The latest shift represents a change for other Fed policy makers too. Fed Richmond President Thomas Barkin, among others, has cited the percentage of Americans who are employed as a key metric. It remains far below its peak before Covid.

What’s more, the Fed’s new policy framework, adopted before inflation became a hot issue, called for full employment to be defined as a goal that is “broad-based and inclusive,” indicating all groups should be faring well in the job market.

The 4.2% unemployment rate last month was still above the 3.5% rate that prevailed before the pandemic, but way down from the peak of 14.8% in April 2020. In November the White unemployment rate was 3.7% while the Black unemployment rate was 6.7%.

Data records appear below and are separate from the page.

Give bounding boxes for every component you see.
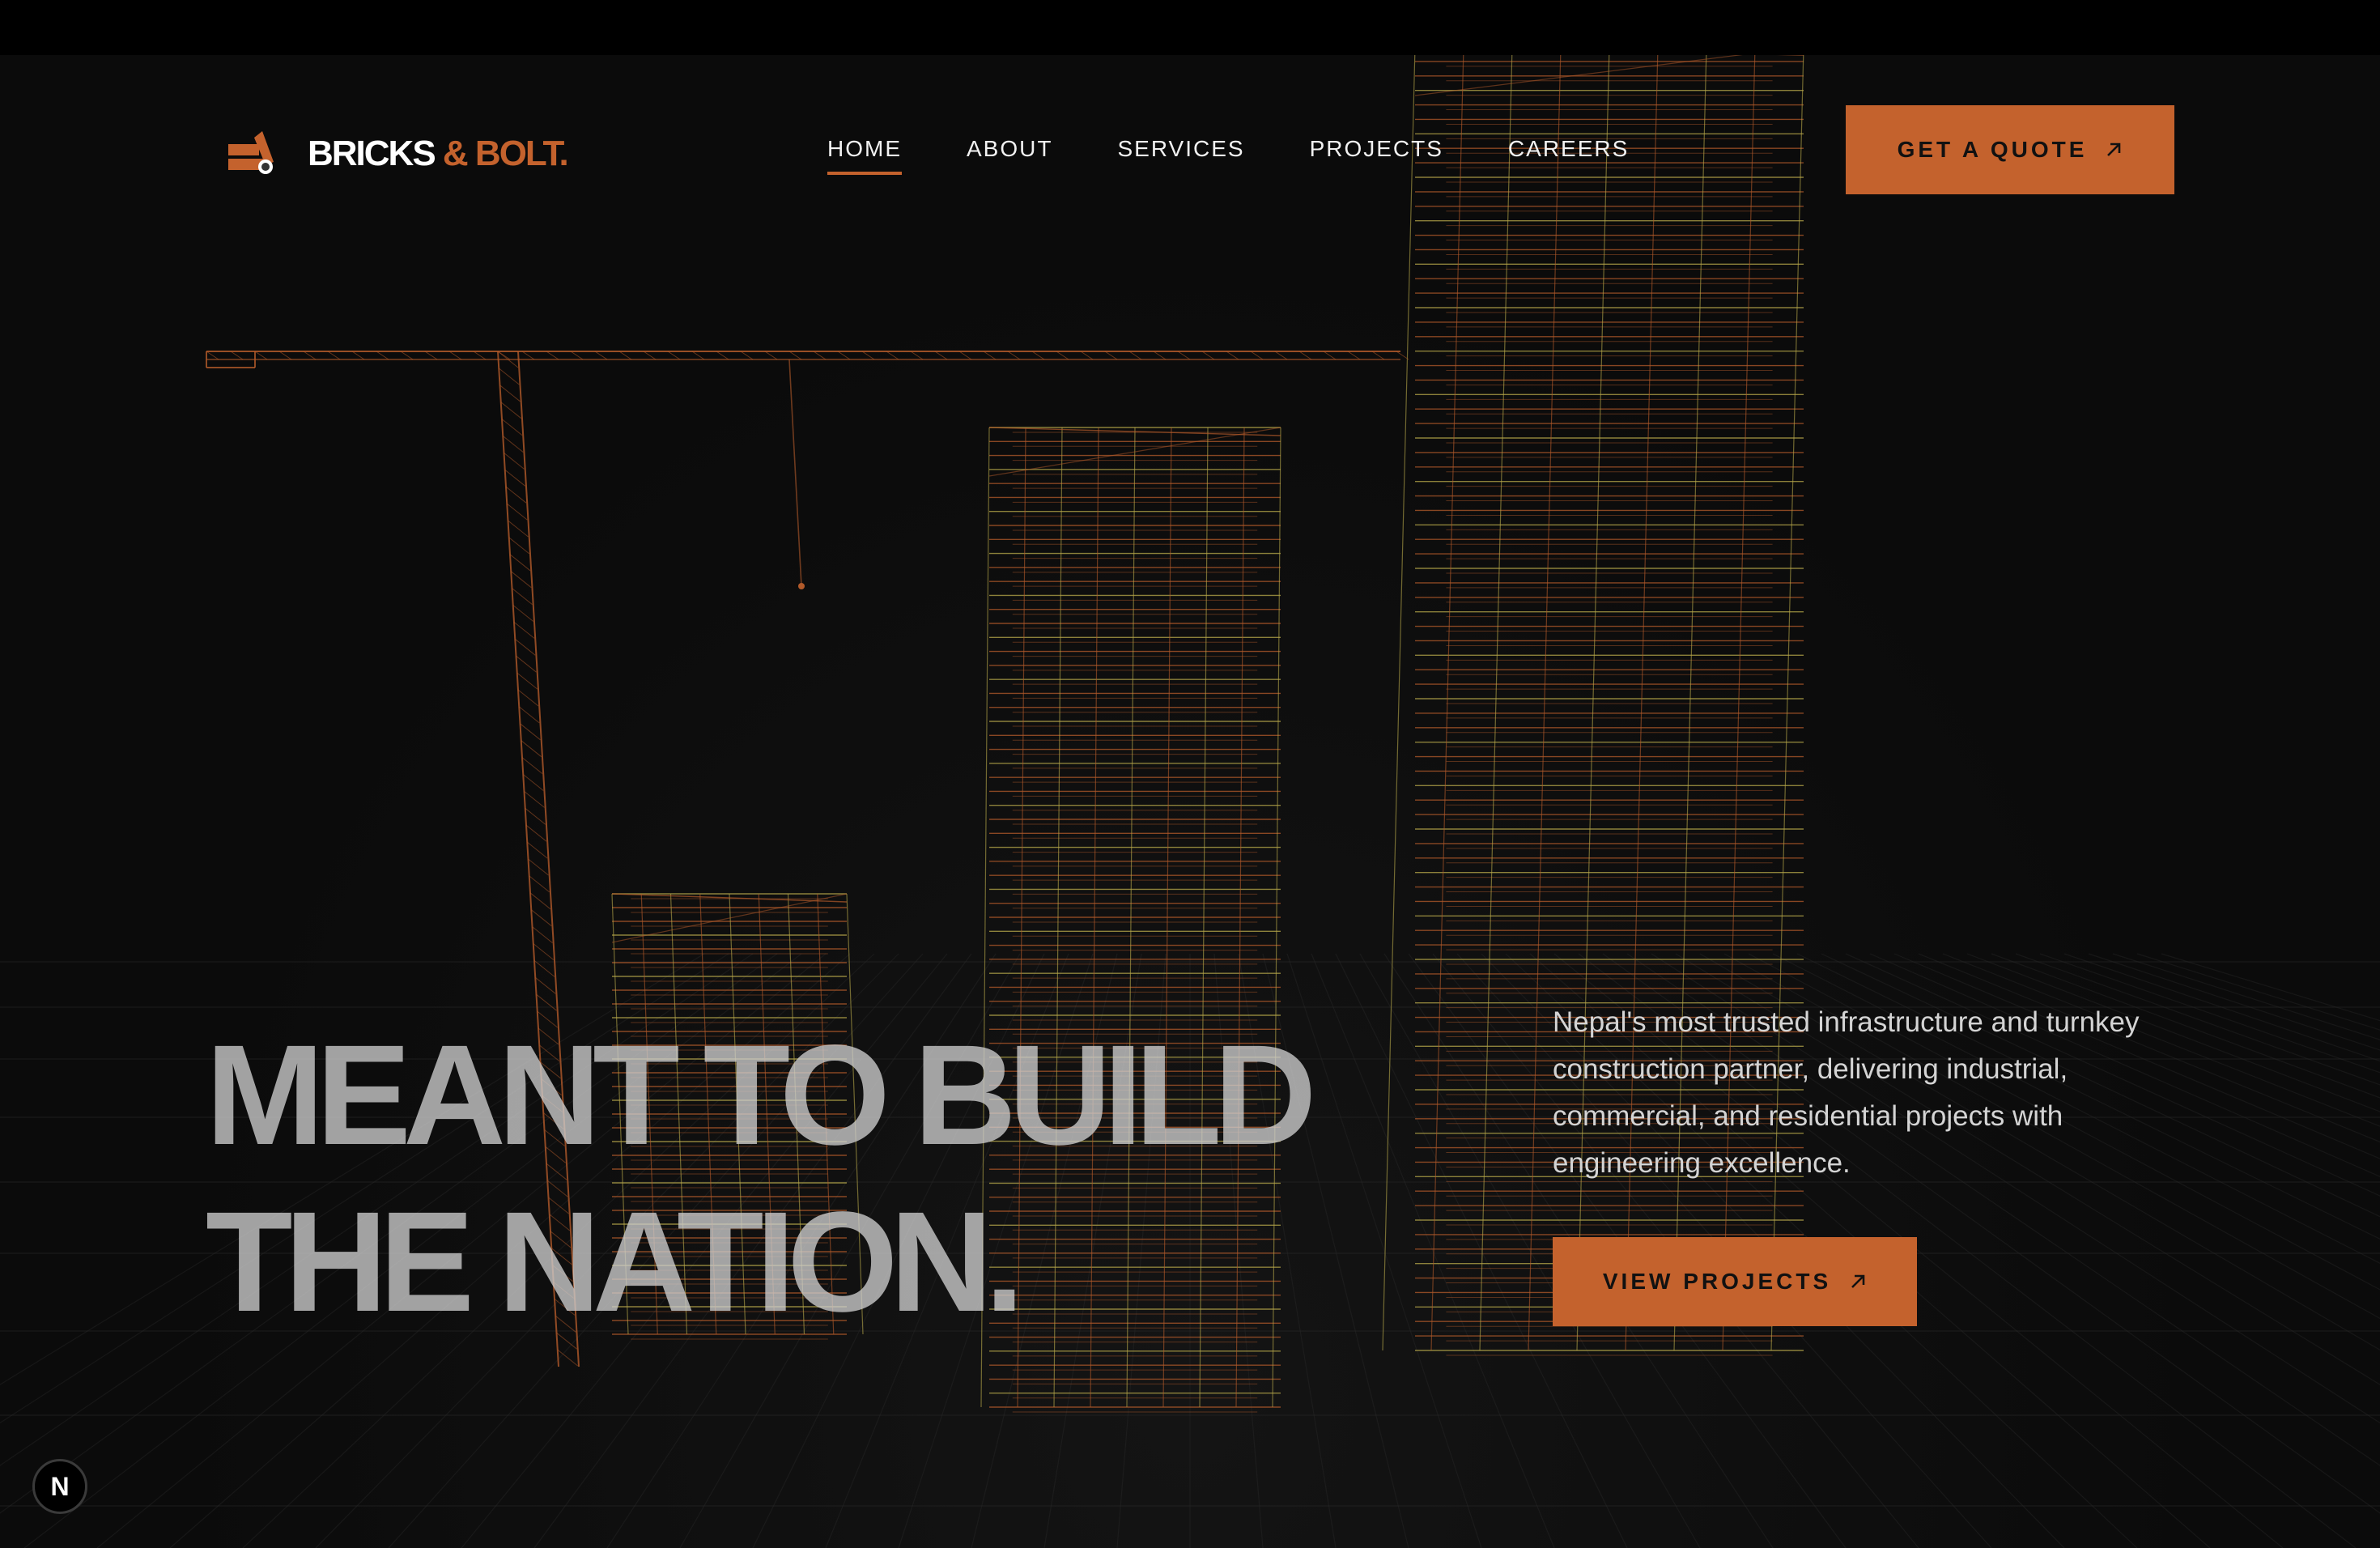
brand-name-main: BRICKS bbox=[308, 134, 436, 173]
hero-headline-line2: THE NATION. bbox=[206, 1183, 1024, 1342]
nav-projects[interactable]: PROJECTS bbox=[1310, 136, 1443, 175]
hero-headline: MEANT TO BUILD THE NATION. bbox=[206, 1012, 1316, 1346]
get-a-quote-button[interactable]: GET A QUOTE bbox=[1846, 105, 2174, 194]
get-a-quote-label: GET A QUOTE bbox=[1897, 137, 2088, 162]
nav-careers[interactable]: CAREERS bbox=[1508, 136, 1629, 175]
arrow-up-right-icon bbox=[1851, 1274, 1865, 1288]
main-nav: HOME ABOUT SERVICES PROJECTS CAREERS bbox=[827, 136, 1629, 175]
hero-headline-line1: MEANT TO BUILD bbox=[206, 1016, 1316, 1175]
brand-logo[interactable]: BRICKS & BOLT. bbox=[227, 130, 569, 178]
view-projects-button[interactable]: VIEW PROJECTS bbox=[1553, 1237, 1917, 1326]
window-top-bar bbox=[0, 0, 2380, 55]
view-projects-label: VIEW PROJECTS bbox=[1602, 1269, 1832, 1294]
nextjs-dev-badge[interactable]: N bbox=[32, 1459, 87, 1514]
nav-home[interactable]: HOME bbox=[827, 136, 902, 175]
brand-name: BRICKS & BOLT. bbox=[308, 134, 569, 174]
hero-description: Nepal's most trusted infrastructure and … bbox=[1553, 1006, 2140, 1179]
nav-services[interactable]: SERVICES bbox=[1117, 136, 1244, 175]
nav-about[interactable]: ABOUT bbox=[967, 136, 1052, 175]
brand-name-accent: & BOLT. bbox=[442, 134, 569, 173]
bricks-logo-icon bbox=[228, 131, 274, 174]
arrow-up-right-icon bbox=[2107, 142, 2121, 156]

Powell Resets Fed Goals for Job Market in Light of Covid Reality

“The Fed is embracing the Great Resignation theme,” said Thomas Costerg, senior U.S. economist at Pictet Wealth Management. It’s a “sudden U-turn from the Fed, which has long highlighted the hidden slack in the labor market to turn very suddenly and now highlight the quit rate and the very tight labor market.”

Among the indicators, Powell spent some time in his press briefing highlighting the quits rate, which is near a record, as a sign of workers’ confidence in the job market. 

It’s “one of the very best indicators” and suggests a very tight labor market, he said. It was also a favorite labor market indicator of former Chair Janet Yellen, now Treasury secretary.

“I wouldn’t say they’re throwing in the towel on full employment but rather gradually learning what that means in this environment,” said JPMorgan Chase & Co. chief U.S. economist Michael Feroli.